If this all seems sadly familiar, heat detection accuracy may bear greater scrutiny. Before calving rolls around, refresh your heat detection knowledge. Look hard at the tools you use and consider lifting the accuracy of your heat detection approaches to help create and safeguard those early pregnancies that puts milk in your vat one or more cycles earlier.

In addition to tail paint and stick on aides, there are now research-validated accurate tools available at similar outlay to patches, which don't require software training, installation or skill to interpret. Some methods are now accurate enough to excel at detecting silent or quiet cows in heat, meaning they pay for the investment on that basis alone almost straight away. Investing in better tools can further allow heat detection to be shared around the team avoiding burn out. Nobody likes getting up early every day, week after week.

Do Your Homework

As most balanced articles about technology adoption test, do your homework and talk with other farmers to ensure you achieve a solid and early return on your heat detection dollar.

Consider if there is an obvious next step to lift your results that does not require capex or multi-year lock in. Don't be afraid to ask for hard evidence, such as real farm results or copies of any science articles behind any claims made.
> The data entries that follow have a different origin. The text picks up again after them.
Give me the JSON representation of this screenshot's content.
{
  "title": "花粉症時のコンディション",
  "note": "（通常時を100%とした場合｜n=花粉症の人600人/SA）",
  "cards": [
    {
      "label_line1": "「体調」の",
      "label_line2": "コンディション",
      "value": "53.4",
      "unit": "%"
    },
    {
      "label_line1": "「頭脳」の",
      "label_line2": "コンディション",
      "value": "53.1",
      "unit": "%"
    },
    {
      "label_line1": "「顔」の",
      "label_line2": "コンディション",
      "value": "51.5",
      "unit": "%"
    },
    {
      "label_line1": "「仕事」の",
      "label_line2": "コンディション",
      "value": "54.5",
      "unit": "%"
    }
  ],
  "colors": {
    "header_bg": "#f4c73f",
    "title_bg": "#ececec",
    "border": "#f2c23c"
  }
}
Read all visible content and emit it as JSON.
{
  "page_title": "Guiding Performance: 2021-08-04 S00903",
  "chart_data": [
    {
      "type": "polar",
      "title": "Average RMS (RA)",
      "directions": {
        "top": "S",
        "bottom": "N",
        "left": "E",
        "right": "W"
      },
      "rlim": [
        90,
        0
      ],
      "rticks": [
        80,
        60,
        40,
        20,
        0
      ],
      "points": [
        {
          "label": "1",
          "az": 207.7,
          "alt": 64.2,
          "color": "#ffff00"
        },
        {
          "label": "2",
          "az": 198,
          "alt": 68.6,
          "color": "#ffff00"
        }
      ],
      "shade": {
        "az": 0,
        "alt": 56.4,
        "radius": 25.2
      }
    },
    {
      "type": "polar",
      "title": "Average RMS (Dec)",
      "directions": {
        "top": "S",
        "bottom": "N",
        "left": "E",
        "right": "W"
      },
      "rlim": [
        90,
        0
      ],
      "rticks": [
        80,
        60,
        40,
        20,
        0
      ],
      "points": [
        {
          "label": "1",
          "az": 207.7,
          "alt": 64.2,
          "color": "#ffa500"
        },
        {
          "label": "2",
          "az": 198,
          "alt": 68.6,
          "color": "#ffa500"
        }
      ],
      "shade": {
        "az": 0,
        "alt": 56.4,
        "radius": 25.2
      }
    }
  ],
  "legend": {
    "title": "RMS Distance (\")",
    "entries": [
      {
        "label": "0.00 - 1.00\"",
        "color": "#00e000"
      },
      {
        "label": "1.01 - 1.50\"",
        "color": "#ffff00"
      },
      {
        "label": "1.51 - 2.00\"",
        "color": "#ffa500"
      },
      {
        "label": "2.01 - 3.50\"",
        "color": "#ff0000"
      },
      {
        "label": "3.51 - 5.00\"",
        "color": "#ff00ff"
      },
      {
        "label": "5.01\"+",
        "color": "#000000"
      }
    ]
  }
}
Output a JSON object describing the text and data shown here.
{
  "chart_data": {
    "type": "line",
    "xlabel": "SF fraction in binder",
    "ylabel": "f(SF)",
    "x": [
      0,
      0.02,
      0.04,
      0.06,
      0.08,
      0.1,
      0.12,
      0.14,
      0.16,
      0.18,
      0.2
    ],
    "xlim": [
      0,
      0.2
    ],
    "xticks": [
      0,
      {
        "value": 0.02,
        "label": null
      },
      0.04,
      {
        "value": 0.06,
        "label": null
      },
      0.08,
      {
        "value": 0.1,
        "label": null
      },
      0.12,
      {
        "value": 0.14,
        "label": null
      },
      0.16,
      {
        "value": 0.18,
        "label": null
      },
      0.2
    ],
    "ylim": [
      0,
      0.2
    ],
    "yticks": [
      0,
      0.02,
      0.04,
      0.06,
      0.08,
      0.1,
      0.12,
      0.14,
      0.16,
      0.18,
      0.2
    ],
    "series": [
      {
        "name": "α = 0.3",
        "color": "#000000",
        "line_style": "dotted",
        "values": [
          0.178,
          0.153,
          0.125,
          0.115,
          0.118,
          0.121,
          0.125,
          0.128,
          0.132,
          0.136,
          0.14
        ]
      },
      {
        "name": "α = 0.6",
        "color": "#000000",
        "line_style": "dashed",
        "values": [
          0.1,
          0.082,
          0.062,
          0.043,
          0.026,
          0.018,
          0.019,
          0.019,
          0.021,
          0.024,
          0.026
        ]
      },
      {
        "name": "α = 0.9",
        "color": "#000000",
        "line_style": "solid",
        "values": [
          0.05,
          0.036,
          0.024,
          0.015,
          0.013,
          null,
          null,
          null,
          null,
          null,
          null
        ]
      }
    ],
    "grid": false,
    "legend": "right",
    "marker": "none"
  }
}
Some accuracy claims rely on studies involving as few as 18 cows and even then, the object of the research might actually relate to a different factor that doesn't really interest you.

Make sure you talk to as many other farmers as possible about their experiences before committing to anything new, discuss actual numbers if they're willing. In the end, you need to be certain you really will see valuable benefits that genuinely make life better.

Definitely look hard at false positive rates, in light of the research on embryonic loss from re-inseminations and investigate accuracy; not just around success in identifying heats, but also the timing of when the heats are called. This matters, because accurately timed alerts and inseminations increase conception rate, which means more cows pregnant to the first cycle and more milk in the vat, sooner. Accuracy in heat detection shows up in key farm records over subsequent seasons.

Mating comprises many moving parts and there are no silver bullets. There are many potential reasons for high empty rates, but it is worth contemplating if your heat detection practices and other pressures are resulting in the re-insemination of pregnant cows.

This may be a significant factor in the reproductive results for your farm.